We live in a time that is increasingly go, go, go. Here in New York City, I can expect to hear a horn honk even before the light changes. Everyday I see people literally risk their lives to run in front of moving cars, just to get to their ice coffee about .45 seconds quicker. Work is no different. Americans are working longer hours than ever before. Those who are at work for long periods and seem to be constantly busy are perceived as important. From the Industrialized Revolution to 1990, if you stayed longer at work than you were supposed to, it usually indicated how inefficient and unfocused you were. The 35 hour work week is something I truly wish they would bring back from the Mad Men era. That, daytime cocktail hour, and clothes that flattered an hourglass shape.

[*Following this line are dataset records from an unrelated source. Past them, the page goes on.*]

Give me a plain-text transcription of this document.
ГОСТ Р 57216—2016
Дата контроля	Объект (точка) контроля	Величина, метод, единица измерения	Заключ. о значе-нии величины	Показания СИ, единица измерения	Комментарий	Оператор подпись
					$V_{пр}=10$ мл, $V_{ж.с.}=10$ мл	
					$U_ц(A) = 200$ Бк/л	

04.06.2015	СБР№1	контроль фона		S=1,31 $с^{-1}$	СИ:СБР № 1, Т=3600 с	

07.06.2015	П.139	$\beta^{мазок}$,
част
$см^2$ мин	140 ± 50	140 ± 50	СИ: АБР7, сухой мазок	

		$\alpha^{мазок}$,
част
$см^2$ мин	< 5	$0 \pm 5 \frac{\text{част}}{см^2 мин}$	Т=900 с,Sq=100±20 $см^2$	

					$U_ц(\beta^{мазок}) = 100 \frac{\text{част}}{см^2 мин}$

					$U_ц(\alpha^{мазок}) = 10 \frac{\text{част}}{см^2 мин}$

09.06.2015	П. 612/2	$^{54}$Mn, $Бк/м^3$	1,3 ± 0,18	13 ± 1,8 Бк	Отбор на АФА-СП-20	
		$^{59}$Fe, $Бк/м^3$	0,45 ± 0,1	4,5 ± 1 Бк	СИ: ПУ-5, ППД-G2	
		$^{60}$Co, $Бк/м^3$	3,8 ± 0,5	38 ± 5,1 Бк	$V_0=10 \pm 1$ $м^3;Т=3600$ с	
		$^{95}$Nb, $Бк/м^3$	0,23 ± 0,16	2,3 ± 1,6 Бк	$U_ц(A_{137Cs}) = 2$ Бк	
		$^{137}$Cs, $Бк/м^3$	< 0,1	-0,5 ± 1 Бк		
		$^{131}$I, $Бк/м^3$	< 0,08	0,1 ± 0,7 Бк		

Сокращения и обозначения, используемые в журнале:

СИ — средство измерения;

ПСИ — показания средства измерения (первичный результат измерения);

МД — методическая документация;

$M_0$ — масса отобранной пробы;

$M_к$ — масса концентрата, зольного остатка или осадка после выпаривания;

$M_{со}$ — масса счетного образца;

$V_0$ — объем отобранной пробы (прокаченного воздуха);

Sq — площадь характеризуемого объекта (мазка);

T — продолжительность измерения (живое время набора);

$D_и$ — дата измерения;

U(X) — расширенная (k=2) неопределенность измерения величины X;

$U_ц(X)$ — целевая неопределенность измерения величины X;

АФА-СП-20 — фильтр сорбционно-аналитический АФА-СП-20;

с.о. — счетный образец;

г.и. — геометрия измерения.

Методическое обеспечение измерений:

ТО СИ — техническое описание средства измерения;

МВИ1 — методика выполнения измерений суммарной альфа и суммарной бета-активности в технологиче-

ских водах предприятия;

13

I have come to the point of having enough. The deadlines keep popping up like whack-a-moles and the faster I hit them, the quicker another one pops up. I know the signs of exhaustion a mile away. A perpetually catatonic state. Crying at the drop of a hat. The inability to laugh. Inexplicable aches and pains. Going 4 days without lipstick.
I NEVER GO 4 DAYS WITHOUT LIPSTICK.
When I realize I am a person I can’t recognize, in true type A fashion, I create a bevy of solutions designed to make me more efficient ASAP. 1.Go to bed an hour earlier 2.Pick up frozen dinners (watch the salt) so you don’t have to cook 3.Research shows that a 15 minute cat nap can help with productivity. 4.Buy a new pack of underwear so you don’t have to wash clothes so often.
SPOILER ALERT–it doesn’t work. It doesn’t work because there is no mind shift. All those strategies are designed to ultimately help me in the very thing that is doing me in–going faster, better, stronger, harder.
But where I am going exactly? What do I gain by getting an impossible amount done in very little time? And how is getting this report done/signing my boyfriend up for health insurance/lending someone my last dollar/saying yes when I want to say no actually reaffirming my values of joy, creativity, and authenticity? I can tell you how! It isn’t.
I can’t magically transport myself to a place where the pace of life is slower and I am not trying to build my career. If that was true, I would snap my fingers like I Dream of Jeannie and be in the Carolinas or on a Caribbean island married to a (hot) millionaire in no time flat.
The last time I did this, in all honesty, was as a child. I could sit in a white room with some crayons and be entertained by my own thoughts. I was fully alive in my body and in my life whether I was on the dance floor, at the dinner table, or in the pool. Especially in the pool. God, I miss being a Southerner with unlimited access to a pool, lake, or water park anytime the temperature is over 75 degrees. From the time I was 8 to 15, my summers were spent in lessons where I learned to race from one side of an Olympic-sized pool to the other. But before I could even do that, I had to learn to tread water. You don’t learn how to backstroke or how to dive for rings on your first try. You have to learn to be in one spot until you are uncomfortable with the choppiness of the water, until can deal with the wave. That’s the importance of treading water.
Staying still where you are and being ok with it is sometimes the only way to protect yourself. It’s the only way to ensure, when things get rough, that you will not drown.